This story originally was published by Real Clear Wire
By Oliver McPherson-Smith
Real Clear Wire
China’s annual greenhouse gas emissions have soared over the past 20 years, dwarfing those of the U.S. But according to our progressive federal bureaucrats, America’s cumulative historical emissions are the problem and Beijing now deserves a free pass.
The federal government’s climate.gov site ostensibly provides “timely and authoritative scientific data and information about climate science, adaptation, and mitigation.” This mandate apparently includes trying to guilt Americans out of questioning progressive policies while the world’s second-largest economy emits greenhouse gases at an unparalleled level. In a blog post, federal climate comrades say that America’s historical emissions, coupled with higher emissions on a per-capita basis, mean that “the United States bears a greater share of the responsibility for current conditions—on both a national and per-person level.”
According to our taxpayer-funded emissions arbitrators, China emitted less in the past, so its gargantuan emissions today—2.61 times larger than the U.S.—shouldn’t really be the focus. America’s cumulative emissions dating back to 1750, they argue, are the original sin for which we must now atone. Unlike China, America has apparently emitted more than its fair share, so “any future U.S. emissions will undermine progress to stop global warming.” In case the message isn’t clear, the climate commissars add for good measure that China’s emissions are actually the American people’s fault because American consumers buy Chinese-made goods.
Unsurprisingly, the Chinese Communist Party’s (CCP) propaganda mouthpieces agree. Xinhua, the CCP’s news agency, declared last year that the U.S. bears “major historical and global responsibility for climate change” and must, therefore, repay its “historical debts.” Not to be outdone, the state-run China Daily says that China’s per-capita emissions are lower than those of America, so the world’s largest emitter is actually doing the “hard yards on climate.”

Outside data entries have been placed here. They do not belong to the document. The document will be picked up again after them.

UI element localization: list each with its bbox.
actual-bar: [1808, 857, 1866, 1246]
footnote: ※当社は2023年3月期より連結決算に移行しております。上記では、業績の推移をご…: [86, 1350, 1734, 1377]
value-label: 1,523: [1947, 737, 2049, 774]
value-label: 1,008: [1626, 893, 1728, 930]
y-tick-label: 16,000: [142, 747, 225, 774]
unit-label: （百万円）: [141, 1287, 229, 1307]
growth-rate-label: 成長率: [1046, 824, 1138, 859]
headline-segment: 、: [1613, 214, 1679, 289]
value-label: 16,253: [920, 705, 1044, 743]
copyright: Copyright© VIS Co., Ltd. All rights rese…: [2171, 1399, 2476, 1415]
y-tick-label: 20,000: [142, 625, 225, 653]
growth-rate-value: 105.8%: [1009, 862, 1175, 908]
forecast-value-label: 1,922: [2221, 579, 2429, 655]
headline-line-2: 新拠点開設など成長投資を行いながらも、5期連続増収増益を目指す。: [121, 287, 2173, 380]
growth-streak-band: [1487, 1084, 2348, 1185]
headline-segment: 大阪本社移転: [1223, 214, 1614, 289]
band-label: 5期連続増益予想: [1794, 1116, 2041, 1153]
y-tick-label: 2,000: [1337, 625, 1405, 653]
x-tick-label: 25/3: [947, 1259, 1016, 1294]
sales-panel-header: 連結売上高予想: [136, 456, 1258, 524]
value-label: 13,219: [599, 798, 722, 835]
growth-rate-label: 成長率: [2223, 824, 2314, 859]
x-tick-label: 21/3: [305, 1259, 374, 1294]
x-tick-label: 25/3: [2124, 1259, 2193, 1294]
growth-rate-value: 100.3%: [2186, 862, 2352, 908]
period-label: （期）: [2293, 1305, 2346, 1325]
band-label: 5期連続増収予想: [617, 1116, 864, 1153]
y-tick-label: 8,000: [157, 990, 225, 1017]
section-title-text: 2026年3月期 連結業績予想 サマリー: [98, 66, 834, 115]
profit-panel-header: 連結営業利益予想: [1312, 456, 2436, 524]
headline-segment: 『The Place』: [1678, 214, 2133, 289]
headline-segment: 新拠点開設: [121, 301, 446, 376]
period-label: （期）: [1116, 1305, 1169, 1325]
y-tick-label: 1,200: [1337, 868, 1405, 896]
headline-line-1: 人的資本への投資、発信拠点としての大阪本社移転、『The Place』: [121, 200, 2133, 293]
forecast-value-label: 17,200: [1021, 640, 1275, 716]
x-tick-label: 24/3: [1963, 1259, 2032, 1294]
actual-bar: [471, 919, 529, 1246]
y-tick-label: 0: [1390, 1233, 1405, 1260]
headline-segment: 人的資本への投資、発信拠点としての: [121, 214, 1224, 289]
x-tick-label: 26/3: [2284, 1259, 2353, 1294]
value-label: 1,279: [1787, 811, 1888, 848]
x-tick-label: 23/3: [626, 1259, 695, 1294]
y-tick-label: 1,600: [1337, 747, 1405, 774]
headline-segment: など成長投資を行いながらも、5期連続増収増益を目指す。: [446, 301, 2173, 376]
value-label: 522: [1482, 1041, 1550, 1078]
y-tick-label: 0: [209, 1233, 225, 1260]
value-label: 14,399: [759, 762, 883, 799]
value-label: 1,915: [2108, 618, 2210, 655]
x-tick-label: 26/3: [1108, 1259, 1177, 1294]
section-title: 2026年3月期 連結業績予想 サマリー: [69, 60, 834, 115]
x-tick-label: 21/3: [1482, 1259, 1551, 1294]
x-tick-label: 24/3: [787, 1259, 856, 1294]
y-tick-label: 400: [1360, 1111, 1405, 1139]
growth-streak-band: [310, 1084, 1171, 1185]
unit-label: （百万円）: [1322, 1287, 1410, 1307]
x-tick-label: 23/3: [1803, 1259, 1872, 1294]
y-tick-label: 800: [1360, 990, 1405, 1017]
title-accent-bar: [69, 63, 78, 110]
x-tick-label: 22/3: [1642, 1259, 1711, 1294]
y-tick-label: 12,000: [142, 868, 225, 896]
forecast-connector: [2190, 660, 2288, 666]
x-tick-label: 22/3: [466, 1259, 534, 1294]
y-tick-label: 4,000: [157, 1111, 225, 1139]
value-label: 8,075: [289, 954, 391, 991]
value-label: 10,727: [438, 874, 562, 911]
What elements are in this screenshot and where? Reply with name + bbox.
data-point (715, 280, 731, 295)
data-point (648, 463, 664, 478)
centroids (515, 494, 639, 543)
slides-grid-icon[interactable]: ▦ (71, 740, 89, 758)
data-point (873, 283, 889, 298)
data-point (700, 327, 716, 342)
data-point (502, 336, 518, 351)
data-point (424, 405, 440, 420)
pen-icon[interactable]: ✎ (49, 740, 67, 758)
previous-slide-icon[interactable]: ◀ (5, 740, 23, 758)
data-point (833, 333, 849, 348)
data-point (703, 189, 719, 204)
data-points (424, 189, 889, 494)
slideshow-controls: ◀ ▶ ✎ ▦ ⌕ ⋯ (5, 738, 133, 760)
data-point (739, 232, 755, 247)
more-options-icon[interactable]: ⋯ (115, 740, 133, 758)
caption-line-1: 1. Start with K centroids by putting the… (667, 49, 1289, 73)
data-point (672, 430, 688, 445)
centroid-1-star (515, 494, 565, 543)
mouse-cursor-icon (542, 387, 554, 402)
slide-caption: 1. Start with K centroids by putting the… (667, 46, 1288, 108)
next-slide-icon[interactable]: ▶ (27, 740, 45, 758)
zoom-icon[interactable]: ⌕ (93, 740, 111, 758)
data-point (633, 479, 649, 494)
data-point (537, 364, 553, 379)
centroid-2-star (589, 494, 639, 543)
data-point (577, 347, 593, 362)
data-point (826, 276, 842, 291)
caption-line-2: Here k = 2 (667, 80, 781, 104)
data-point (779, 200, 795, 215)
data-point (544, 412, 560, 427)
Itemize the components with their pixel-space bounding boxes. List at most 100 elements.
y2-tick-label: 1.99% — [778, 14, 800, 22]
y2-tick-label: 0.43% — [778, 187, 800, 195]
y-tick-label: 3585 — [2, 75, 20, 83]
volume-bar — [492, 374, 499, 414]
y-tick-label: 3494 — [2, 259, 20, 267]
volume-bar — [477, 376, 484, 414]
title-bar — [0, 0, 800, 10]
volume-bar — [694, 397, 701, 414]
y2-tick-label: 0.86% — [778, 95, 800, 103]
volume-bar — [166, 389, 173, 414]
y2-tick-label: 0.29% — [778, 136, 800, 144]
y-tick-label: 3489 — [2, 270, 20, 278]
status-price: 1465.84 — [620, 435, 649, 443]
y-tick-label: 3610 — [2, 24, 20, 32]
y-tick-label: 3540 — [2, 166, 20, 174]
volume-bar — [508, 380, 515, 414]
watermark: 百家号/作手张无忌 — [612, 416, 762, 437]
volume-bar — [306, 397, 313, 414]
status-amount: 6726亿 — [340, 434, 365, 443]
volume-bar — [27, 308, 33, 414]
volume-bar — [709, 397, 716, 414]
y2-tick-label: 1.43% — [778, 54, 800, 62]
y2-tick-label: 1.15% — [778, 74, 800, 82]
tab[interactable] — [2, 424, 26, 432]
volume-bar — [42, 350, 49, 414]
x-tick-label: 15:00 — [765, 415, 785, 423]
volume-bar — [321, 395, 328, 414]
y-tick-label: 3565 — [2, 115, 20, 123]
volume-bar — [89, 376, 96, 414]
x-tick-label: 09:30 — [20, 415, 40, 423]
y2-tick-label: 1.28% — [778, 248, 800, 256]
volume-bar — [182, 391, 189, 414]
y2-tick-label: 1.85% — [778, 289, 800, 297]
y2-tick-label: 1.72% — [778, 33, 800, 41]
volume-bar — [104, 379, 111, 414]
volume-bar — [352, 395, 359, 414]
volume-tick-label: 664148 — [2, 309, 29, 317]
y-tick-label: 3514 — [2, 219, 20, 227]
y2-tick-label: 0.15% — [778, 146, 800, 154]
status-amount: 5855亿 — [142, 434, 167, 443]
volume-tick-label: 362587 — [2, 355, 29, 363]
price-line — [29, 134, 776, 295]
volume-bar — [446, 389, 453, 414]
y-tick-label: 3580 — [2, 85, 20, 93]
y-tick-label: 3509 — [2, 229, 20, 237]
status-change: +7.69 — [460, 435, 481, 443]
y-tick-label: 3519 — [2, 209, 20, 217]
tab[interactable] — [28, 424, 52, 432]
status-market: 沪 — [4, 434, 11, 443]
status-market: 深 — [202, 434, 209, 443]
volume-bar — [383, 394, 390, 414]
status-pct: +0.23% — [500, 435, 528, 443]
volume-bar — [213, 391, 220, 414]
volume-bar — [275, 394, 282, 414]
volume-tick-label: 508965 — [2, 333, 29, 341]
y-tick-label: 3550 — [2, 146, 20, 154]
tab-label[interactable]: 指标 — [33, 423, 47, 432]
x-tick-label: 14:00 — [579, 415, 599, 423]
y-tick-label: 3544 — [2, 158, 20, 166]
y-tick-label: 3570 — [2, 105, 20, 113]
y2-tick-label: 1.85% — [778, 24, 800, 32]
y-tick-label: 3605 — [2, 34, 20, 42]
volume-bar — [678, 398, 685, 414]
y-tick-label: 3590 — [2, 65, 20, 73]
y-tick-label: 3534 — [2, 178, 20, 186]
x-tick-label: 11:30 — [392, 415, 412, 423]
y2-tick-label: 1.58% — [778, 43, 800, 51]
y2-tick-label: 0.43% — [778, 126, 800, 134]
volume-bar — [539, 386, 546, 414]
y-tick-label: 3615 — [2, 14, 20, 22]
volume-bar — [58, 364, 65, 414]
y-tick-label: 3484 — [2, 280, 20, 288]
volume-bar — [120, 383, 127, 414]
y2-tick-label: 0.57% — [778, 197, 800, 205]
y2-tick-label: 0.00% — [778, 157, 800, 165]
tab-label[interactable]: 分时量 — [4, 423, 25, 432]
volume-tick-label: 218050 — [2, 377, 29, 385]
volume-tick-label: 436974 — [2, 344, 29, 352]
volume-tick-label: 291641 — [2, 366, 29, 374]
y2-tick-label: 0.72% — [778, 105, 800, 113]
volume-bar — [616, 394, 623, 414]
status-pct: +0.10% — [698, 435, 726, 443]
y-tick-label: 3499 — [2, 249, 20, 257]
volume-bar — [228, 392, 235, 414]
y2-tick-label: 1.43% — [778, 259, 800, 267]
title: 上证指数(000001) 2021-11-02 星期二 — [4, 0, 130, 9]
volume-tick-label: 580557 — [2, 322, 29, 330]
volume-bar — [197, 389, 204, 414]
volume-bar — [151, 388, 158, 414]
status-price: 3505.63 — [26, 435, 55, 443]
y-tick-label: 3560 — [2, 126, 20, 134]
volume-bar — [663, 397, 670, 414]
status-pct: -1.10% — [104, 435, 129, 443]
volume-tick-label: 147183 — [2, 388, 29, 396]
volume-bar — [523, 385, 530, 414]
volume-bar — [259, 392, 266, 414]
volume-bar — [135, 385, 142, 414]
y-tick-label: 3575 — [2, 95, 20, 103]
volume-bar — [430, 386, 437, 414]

This readiness of taxpayer-funded bureaucrats to cast off both the basic principles of justice and common sense should be a cause for concern. While socialist regimes have long embraced collective guilt and group punishment, individual responsibility is fundamental to the American tradition. This principle played a clear role in the fight for America’s freedom; colonial outrage ensued after Britain’s collective punishment of Massachusetts in the wake of the Boston Tea Party. With free will and personal accountability before the law, the American people today are not responsible for the actions of earlier generations. There is no criminal or climate “historical debt” to be socialized across generations.
Equally concerning is the willingness of our self-declared “authoritative” apparatchiks to distort emissions data to guilt Americans into conformity. China is far and away the single largest source of emissions today. While scientific knowledge should be perpetually debated and refined, portraying China’s emissions on a self-congratulatory per-capita basis is not an environmental breakthrough. The composition of the atmosphere is determined by absolute measurements, not on a per-capita basis, meaning that China’s actual emissions remain the same, regardless of how they are portrayed. In short, measuring per-capita emissions is as consequential as measuring the temperature in per-capita degrees Fahrenheit.
Rather than berating Americans for the actions of their ancestors, federal bureaucrats should turn their attention to America’s recent environmental track record as a potential model for reducing emissions. Recognizing America’s clean energy potential, the Trump Administration simultaneously prioritized domestic oil and gas production and the enforcement of well-calibrated environmental protection rules. The Trump Administration’s Environmental Protection Agency “assessed more in civil penalties, criminal fines, and restitution… than the agency collected in the first four years of the prior [Obama] administration.” This strategy doesn’t need warped justice or contorted data to justify its effectiveness; the economy grew, Americans got wealthier, air quality improved, and emissions fell. For progressive bureaucrats, however, these observations are inconvenient truths.
Oliver McPherson-Smith, Ph.D., is the Director of the Center for Energy & Environment at the America First Policy Institute and a research fellow at Stanford University’s Hoover Institution.